Connie’s Nikon D7100 with 18-55mm lens.
And a couple more taken by Neil with his 7500 and 150-600mm bird lens to round out the set of post cleaning images and re-verify the autofocus fine adjust tuning for that lens…they are at various focal lengths and focusing distances to verify accurate autofocus.
Our bougainvillea plant out front.
Mockingbird across the other side of the pond.
Water plant out in the pond.
Our neighbor 2 doors to the left has a hummingbird feeder hanging from his tree.
Interesting things found on the net.
This is the Kjeragbolten rock in Norway. It is a piece of stone about 15 cubic meters that is stuck in a crack suspended over a 948 meter (3,110 feet) vertical drop down to the fjord below. I can most definitely state that crawling out on this is something that Connie will never do…it’s right up there with bungee jumping or leaping out of a perfectly good airplane for her. Neil would hike up and see it…it’s only about a mile and a half from the parking lot so a pretty easy hike…but he would have to look at it before he decided to crawl out on it or not…on google maps it looks like the top is only about 5 feet by 8 feet so I’m thinking probably not. He would take a look at it and get photos but crawling out on it might not be the smartest thing…it’s a long, long way down.

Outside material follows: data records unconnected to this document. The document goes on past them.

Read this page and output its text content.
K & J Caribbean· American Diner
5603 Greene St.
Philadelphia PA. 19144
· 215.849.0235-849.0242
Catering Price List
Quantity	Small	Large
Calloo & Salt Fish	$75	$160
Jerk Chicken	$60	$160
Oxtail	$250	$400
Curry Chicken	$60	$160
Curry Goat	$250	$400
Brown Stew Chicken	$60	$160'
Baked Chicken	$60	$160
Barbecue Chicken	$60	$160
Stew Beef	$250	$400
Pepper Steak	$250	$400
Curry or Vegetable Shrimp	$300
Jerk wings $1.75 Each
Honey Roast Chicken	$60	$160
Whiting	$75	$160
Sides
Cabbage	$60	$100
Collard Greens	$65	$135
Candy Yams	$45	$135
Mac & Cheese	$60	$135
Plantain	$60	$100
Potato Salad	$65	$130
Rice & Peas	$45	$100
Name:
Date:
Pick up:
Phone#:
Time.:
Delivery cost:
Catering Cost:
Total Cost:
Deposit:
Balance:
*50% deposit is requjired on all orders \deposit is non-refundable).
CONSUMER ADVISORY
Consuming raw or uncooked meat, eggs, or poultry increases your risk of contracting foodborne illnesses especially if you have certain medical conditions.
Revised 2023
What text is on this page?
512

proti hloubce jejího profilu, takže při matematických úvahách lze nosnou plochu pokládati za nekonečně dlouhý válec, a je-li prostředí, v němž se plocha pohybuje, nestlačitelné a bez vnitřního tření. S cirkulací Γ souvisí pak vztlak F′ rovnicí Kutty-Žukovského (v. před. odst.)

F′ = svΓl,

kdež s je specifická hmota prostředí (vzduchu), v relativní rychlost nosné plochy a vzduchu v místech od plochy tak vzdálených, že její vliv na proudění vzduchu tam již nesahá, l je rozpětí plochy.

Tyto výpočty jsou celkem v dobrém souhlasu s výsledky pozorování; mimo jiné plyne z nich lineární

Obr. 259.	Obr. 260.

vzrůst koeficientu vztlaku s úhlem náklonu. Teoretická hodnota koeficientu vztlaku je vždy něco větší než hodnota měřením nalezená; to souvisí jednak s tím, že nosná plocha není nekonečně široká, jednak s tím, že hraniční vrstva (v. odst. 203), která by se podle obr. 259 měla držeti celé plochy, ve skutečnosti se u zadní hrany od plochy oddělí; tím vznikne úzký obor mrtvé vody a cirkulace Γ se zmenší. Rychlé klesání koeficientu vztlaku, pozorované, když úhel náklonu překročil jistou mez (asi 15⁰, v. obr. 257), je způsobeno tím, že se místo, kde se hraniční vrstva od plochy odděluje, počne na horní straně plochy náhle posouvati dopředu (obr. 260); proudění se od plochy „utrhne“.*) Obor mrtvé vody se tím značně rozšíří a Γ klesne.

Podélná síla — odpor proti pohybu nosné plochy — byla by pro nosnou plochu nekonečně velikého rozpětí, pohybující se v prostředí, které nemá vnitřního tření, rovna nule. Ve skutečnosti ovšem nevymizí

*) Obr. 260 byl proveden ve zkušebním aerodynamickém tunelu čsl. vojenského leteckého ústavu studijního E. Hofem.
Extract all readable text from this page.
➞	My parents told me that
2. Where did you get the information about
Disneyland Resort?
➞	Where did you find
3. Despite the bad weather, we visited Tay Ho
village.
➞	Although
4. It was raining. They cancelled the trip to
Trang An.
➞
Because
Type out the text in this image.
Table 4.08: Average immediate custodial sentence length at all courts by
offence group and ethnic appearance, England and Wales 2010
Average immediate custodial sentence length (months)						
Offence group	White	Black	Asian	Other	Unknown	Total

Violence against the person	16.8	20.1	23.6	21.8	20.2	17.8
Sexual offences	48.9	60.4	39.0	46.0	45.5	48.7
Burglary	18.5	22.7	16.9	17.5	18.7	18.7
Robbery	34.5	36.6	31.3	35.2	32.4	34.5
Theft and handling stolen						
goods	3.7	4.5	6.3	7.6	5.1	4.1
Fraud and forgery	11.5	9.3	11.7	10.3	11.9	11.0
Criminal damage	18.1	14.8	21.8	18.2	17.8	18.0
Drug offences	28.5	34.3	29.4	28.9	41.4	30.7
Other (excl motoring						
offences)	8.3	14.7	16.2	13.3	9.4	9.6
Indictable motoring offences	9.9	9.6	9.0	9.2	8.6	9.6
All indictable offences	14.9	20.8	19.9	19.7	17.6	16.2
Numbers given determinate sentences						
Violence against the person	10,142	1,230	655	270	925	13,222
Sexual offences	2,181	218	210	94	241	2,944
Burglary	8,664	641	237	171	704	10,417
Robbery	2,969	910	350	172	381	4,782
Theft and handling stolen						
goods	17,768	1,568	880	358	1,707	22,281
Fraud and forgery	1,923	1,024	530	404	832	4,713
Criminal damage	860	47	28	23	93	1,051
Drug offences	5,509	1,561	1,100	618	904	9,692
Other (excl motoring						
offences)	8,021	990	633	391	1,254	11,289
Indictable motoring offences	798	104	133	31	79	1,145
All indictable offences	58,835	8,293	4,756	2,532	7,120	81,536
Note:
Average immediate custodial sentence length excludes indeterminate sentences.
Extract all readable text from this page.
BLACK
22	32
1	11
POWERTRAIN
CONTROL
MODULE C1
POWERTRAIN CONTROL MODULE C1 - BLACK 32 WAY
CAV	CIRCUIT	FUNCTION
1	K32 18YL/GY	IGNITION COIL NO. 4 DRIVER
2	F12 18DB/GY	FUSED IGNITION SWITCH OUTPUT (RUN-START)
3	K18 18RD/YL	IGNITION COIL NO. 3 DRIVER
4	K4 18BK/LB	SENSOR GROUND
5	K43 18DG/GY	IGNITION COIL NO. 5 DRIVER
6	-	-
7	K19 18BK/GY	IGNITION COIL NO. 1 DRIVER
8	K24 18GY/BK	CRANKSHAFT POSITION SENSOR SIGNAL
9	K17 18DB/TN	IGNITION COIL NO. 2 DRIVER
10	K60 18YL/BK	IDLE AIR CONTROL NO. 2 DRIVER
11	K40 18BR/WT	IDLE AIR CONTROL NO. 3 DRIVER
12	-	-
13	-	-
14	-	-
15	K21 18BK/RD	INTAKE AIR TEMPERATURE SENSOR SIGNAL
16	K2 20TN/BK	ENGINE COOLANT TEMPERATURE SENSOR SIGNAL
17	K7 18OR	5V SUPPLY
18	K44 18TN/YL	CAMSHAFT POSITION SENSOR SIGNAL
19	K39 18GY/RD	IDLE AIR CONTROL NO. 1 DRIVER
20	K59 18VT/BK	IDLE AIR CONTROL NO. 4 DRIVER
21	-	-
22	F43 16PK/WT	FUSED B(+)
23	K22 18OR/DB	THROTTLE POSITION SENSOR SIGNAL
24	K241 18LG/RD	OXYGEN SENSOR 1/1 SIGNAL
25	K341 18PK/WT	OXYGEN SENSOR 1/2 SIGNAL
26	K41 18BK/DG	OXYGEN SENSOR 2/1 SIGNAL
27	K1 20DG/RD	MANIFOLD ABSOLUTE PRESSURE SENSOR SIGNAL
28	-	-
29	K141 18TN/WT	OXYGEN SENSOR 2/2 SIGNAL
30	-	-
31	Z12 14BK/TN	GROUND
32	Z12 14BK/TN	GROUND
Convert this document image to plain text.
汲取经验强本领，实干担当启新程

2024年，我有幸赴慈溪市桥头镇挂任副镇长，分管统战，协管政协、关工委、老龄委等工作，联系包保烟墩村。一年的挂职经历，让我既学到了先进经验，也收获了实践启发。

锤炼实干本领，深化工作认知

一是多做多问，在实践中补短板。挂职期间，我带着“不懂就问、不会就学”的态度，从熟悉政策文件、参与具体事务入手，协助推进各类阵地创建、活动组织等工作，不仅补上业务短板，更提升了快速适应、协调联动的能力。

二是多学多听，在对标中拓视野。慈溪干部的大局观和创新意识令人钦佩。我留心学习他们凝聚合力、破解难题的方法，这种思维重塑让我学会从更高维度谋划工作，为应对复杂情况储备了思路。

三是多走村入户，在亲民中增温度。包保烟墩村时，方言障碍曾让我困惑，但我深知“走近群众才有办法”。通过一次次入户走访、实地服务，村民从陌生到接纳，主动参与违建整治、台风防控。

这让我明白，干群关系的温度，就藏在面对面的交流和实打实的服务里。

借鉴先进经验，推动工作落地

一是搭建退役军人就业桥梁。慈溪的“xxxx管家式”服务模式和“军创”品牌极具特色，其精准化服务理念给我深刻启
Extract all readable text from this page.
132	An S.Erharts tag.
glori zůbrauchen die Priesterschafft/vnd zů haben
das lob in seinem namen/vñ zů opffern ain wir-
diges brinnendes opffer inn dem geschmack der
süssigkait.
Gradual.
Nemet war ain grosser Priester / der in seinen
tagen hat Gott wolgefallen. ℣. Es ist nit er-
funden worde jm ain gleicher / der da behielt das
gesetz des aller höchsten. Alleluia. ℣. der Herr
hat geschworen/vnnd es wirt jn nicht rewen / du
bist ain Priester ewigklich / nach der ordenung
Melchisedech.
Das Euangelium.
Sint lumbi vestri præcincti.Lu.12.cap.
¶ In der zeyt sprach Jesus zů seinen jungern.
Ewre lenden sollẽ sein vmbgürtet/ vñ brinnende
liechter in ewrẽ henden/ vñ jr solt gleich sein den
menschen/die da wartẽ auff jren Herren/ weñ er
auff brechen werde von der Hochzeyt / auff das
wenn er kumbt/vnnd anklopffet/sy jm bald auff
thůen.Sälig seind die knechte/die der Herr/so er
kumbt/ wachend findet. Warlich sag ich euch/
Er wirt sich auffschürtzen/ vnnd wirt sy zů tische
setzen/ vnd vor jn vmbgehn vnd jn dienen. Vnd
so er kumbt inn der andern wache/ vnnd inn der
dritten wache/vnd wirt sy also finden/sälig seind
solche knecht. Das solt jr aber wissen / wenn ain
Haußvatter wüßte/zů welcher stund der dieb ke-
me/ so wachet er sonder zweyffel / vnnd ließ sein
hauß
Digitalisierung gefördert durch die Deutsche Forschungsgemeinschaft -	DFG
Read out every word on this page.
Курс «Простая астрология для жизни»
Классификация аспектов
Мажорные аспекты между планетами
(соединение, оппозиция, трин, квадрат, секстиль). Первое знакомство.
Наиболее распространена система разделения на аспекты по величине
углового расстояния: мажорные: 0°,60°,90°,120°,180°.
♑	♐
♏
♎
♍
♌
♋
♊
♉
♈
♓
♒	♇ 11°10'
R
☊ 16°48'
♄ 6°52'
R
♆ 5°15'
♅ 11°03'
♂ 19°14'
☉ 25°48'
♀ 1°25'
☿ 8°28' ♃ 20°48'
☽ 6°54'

Here’s a hint if you ever think about getting yourself or your kids a pair of rabbits for pets/companionship…get them fixed if you do. We’ve all heard the expression “reproduce like rabbits” and this is why.
This guy probably got a ticket…but he’s not wrong and if he fought it in court he would probably win.
And a few design/thinking failures.
Indian television show props.
This submarine captain.
An article on how to avoid needless monthly subscription fees…located behind the paywall of needless monthly subscription fees at the Wall Street Journal.
Whatever city this is had the right idea but their execution was sorely lacking…putting a solar powered streetlight under a highway bridge means that…ummm…it ain’t gonna work very well.